Как на этом фоне выглядела 175-я школа? Благотворительные функции она осуществляла с размахом, но не детским, а взрослым. Родительский комитет здесь собирал крупные суммы денег, которых с лихвой хватало на покупку новой одежды и обуви для 144 детей фронтовиков, учившихся в школе, и даже для их младших братьев и сестер. Те же влиятельные родители организовали концерт мастеров искусства, который дал огромный сбор в размере 40 тыс. руб. На эти деньги были закуплены 150 путевок в санаторий Монино, которые покрыли потребности не только нуждающихся учащихся своей школы, но и некоторых из соседних школ[24]. Еще один такой концерт намечался на 5 июня 1943 г., и опять – таки его готовили активные родительницы-общественницы – С.М. Шахурина и ее подруга Р.А. Рейзен, жена знаменитого баса Большого театра М.О. Рейзена. Однако этот концерт был сорван трагическим происшествием на Большом Каменном мосту 3 июня 1943 г. [25]

Безусловно, 175-ю школу не могли обойти стороной и те кампании, в которые были вовлечены остальные школьники Москвы. Из показаний классной руководительницы 7 класса следствию по делу «Четвертая империя» можно выяснить, что и эта школа занималась сбором средств на самолет «Школьник», при чем ответственным за это мероприятие среди семиклассников был назначен Володя Шахурин. Тот вроде бы энергично взялся за дело, однако, узнав, что его класс по сумме собранных денег обошли шестиклассники, охладел к порученной работе и забросил ее[26]. Вряд ли такой бесславный финал был неожиданным. Оторванность подавляющего большинства учеников от бед и забот страны не мотивировала на то, чтобы исправно, без ожидания за это награды, вносить свою лепту в дело разгрома врага. Столь же мало эти ученики были готовы к нагрузке, которую брали на себя их обычные сверстники – в производственных мастерских, на предприятиях, в рамках тимуровского движения или же просто в бытовой помощи соученикам с трудными жизненными обстоятельствами. Да и скорее всего, прояви они такое желание, им попросту не позволили бы его осуществить.

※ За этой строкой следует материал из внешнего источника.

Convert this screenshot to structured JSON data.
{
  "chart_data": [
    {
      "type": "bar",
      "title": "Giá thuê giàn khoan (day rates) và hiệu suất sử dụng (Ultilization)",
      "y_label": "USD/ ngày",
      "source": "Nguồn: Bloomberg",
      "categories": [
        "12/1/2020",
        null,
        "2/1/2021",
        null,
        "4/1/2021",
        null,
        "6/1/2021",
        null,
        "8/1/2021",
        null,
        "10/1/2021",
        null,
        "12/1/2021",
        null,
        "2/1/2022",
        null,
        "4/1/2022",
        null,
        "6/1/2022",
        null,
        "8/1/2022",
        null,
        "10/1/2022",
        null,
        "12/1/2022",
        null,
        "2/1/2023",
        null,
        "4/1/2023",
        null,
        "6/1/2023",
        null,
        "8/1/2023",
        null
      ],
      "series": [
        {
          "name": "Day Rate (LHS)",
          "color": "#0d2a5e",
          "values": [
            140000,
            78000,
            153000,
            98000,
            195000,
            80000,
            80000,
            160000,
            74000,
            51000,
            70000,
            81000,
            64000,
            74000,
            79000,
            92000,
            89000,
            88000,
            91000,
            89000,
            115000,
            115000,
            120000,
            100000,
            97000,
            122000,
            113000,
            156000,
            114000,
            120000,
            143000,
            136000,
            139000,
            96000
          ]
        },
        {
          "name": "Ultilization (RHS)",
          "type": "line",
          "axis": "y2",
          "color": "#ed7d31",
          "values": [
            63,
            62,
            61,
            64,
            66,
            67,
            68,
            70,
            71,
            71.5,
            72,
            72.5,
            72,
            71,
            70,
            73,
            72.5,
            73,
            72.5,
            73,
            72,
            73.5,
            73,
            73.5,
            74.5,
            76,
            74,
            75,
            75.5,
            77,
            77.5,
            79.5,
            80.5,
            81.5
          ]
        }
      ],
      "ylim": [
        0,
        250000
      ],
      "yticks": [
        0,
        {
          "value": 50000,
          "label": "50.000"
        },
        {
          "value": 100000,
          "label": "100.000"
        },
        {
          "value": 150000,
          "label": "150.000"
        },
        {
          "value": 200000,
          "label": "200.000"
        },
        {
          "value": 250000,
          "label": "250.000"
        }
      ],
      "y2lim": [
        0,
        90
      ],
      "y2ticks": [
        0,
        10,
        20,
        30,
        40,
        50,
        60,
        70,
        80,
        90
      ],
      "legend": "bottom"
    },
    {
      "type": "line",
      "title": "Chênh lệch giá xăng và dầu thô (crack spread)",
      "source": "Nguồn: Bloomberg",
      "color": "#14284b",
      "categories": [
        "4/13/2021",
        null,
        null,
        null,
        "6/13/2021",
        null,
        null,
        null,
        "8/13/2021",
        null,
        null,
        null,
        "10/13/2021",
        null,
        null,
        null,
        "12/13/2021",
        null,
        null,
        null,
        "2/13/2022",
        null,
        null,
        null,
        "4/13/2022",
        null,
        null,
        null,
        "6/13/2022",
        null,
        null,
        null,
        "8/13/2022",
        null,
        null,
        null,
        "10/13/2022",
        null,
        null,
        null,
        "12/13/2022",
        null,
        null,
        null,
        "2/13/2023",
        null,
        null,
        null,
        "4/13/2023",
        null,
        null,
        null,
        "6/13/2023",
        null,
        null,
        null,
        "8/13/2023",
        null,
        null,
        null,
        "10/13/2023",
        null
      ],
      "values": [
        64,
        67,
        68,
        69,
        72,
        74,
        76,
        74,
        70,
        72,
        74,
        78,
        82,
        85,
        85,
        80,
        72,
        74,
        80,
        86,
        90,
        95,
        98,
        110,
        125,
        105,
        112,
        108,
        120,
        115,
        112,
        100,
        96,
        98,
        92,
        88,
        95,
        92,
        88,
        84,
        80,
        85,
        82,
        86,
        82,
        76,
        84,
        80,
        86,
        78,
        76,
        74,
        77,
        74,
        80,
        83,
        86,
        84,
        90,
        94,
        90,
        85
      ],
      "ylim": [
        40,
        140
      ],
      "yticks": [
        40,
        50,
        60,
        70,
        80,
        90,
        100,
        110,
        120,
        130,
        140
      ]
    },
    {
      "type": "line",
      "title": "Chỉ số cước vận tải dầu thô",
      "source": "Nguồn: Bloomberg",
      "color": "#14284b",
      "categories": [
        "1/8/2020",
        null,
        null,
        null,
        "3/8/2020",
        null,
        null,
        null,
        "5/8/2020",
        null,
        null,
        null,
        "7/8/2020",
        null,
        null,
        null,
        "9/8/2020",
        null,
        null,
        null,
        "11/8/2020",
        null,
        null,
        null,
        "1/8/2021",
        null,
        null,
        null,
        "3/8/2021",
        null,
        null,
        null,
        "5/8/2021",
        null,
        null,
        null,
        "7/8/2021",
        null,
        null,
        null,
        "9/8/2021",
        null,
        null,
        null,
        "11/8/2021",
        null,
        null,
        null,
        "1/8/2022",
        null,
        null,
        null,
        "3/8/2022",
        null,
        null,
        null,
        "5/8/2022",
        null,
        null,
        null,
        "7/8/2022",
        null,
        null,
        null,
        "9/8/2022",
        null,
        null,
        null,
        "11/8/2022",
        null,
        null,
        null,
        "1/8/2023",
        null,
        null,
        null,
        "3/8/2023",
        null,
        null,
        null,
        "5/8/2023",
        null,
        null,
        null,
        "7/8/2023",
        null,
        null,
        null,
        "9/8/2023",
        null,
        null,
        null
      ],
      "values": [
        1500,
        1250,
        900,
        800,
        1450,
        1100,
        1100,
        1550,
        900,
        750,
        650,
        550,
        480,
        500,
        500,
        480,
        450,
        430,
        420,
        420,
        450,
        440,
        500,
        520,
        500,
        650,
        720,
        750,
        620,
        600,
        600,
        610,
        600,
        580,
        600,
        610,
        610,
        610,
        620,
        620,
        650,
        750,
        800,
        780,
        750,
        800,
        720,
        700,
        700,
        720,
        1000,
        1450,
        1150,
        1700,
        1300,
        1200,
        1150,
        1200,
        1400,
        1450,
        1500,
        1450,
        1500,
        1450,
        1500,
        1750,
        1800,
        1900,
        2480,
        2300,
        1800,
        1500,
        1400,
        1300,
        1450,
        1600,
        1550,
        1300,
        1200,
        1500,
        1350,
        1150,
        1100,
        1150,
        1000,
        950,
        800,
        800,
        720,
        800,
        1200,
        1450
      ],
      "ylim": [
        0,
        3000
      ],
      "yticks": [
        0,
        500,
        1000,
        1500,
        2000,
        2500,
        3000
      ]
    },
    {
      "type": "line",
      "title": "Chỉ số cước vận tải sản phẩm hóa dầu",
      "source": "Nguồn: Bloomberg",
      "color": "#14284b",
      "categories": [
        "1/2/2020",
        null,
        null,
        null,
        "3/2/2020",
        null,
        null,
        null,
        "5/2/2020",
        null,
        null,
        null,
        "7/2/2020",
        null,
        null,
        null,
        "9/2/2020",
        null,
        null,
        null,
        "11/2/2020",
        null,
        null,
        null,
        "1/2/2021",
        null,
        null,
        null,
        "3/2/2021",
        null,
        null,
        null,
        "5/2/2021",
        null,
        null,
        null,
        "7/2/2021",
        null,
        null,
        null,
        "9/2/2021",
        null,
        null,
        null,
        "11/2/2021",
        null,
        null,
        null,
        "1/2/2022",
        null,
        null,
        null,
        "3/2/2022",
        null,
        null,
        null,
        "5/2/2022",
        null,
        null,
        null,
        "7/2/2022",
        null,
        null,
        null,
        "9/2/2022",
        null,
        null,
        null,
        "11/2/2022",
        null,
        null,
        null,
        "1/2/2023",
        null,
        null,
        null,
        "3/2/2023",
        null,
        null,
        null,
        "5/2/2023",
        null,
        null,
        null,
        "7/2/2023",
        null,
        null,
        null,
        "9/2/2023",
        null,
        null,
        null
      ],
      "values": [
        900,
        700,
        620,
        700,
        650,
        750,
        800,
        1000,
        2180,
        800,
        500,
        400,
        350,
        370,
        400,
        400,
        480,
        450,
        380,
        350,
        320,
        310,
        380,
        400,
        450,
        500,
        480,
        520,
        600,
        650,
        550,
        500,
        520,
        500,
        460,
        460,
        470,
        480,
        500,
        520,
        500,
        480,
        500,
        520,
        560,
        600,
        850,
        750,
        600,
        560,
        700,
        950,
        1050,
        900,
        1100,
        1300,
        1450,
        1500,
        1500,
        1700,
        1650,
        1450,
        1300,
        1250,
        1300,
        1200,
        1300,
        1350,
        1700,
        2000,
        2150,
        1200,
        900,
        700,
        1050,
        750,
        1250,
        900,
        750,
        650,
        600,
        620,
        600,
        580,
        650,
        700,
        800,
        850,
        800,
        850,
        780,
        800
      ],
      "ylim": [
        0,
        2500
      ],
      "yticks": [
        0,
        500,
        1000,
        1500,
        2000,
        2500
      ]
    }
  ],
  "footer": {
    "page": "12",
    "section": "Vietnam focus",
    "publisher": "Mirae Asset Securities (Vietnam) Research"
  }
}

7-й класс 175-й школы объединил учеников с громкими фамилиями. Здесь учились дружившие поначалу друг с другом девочки Светлана Молотова и Нина Уманская – дочь бывшего посла СССР в США, получившего в середине 1943 г. новое назначение в Мексику. А также мальчики – Феликс Кирпичников, являвшийся сыном зам. председателя Госплана СССР в ранге наркома, Артем Хмельницкий – сын генерал-лейтенанта и начальника Центральной выставки трофейного вооружения, Леонид Барабанов – сын начальника секретариата зам. Председателя СНК СССР А.И. Микояна, Леонид Реденс – сын свояка Сталина, высокопоставленного чекиста С. Реденса (репрессированного в 1938 г), Анатолий Борисов – сын начальника отдела Управления НКВД по охране особо важных предприятий, Ян Шмераль – сын видного деятеля Коммунистической партии Чехословакии. Были дети и светил медицинской науки – Ирина Бусалова, Петр Бакулев, Сергей Вишневский. В 6-м классе учился младший сын А.И. Микояна Серго, а в 8-м – его старший брат Вано. Одноклассниками последнего были Володя Скрябин, родной племянник Молотова, проживавший с 1940 г. с его семьей в Кремле, и сын авиаконструктора Володя Ильюшин.

Именно в эту среду предстояло окунуться Володе Шахурину – антигерою нашумевшей, практически детективной истории 1943 г.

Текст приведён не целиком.